Grammatical error correction (GEC) is an important task in Natural Language Processing that aims to automatically detect and correct grammatical mistakes in text. While recent advances in transformer-based models and large annotated datasets have greatly improved GEC performance for high-resource languages such as English, the progress has not extended equally. For most Indic languages, GEC remains a challenging task due to limited resources, linguistic diversity and complex morphology. In this work, we explore prompting-based approaches using state-of-the-art large language models (LLMs), such as GPT-4.1, Gemini-2.5 and LLaMA-4, combined with few-shot strategy to adapt them to low-resource settings.

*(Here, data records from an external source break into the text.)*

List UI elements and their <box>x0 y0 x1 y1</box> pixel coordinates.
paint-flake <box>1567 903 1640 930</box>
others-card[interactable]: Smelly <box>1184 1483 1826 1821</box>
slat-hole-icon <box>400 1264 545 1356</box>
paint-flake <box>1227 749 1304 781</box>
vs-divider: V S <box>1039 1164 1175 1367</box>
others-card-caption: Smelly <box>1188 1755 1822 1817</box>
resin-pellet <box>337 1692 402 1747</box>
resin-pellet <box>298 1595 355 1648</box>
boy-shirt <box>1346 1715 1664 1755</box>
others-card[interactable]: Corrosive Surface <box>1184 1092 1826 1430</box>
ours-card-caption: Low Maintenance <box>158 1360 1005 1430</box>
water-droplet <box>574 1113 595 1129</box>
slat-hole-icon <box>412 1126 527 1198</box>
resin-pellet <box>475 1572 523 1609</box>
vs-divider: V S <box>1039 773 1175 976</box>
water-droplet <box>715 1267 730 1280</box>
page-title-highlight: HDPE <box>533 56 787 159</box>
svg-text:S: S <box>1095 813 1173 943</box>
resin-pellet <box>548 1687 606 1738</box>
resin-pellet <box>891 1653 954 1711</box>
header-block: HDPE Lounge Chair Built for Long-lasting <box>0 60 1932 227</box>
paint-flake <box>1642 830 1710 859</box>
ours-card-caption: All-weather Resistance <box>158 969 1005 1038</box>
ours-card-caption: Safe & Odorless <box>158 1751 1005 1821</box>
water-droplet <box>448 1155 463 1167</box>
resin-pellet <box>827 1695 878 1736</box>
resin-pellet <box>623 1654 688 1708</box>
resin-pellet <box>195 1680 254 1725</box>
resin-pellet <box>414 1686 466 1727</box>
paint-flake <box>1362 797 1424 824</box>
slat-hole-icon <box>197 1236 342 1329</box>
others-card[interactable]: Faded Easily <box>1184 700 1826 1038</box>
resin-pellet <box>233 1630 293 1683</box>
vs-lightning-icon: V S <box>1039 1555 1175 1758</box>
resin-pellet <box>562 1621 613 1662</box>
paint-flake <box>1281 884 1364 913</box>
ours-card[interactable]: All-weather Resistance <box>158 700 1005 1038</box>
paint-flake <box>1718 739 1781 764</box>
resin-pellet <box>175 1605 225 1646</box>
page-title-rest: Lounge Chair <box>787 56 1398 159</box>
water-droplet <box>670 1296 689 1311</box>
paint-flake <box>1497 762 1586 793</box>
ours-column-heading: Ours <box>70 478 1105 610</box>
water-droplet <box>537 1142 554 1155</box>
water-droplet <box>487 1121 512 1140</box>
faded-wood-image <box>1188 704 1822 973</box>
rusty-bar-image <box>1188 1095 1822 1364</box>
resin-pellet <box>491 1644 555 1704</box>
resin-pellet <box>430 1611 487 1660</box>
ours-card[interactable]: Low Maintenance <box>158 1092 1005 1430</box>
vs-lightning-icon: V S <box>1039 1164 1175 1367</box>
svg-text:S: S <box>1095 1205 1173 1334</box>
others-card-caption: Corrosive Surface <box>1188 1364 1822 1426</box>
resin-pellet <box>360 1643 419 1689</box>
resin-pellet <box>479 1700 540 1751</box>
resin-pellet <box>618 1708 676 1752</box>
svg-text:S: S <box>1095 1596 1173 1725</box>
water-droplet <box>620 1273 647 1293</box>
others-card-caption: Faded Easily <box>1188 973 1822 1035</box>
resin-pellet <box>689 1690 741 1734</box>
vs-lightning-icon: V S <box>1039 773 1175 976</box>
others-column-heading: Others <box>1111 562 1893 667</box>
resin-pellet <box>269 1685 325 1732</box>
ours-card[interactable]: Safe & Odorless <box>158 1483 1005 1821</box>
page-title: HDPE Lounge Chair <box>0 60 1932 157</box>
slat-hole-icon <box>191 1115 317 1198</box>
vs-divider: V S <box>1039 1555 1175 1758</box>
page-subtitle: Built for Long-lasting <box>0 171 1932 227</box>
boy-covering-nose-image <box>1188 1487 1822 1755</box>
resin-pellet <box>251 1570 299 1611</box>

We observe that even basic prompting strategies, such as zero-shot and few-shot approaches, enable these LLMs to substantially outperform fine-tuned Indic-language models like Sarvam-22B, thereby illustrating the exceptional multilingual generalization capabilities of contemporary LLMs for GEC. Our experiments show that carefully designed prompts and lightweight adaptation significantly enhance correction quality across multiple Indic languages. We achieved leading results in the shared task--ranking 1st in Tamil (GLEU: 91.57) and Hindi (GLEU: 85.69), 2nd in Telugu (GLEU: 85.22), 4th in Bangla (GLEU: 92.86), and 5th in Malayalam (GLEU: 92.97). These findings highlight the effectiveness of prompt-driven NLP techniques and underscore the potential of large-scale LLMs to bridge resource gaps in multilingual GEC.

Paper Structure

This paper contains 15 sections, 6 equations, 5 figures, 4 tables.

Figures (5)

  • Figure 1: Examples from the GEC task dataset. Input sentence ✗ (with errors in red) - ground truth ✓ (with corrections in blue) pairs. Error types have been mentioned, based on our understanding.
  • Figure 2: Comparison of model outputs on a multi-correction BN example (Transl. Knowing only a little about something and assuming that I know everything can be more dangerous than not knowing at all.) from test set. Gemini's output fully aligns with the gold standard, while GPT omits one necessary edit.
  • Figure 3: L: Distribution of test set cases where no corrections are needed. R: How well the models followed the instruction by not editing when no changes were required?
  • Figure 4: Tokenization density across the three architectures
  • Figure 5: Breakdown of tokenization in GPT-4.1-mini vs. Llama-4-Maverick, for the TEL input. (Gemini 2.5 Flash API does not currently expose token-level breakdown information.)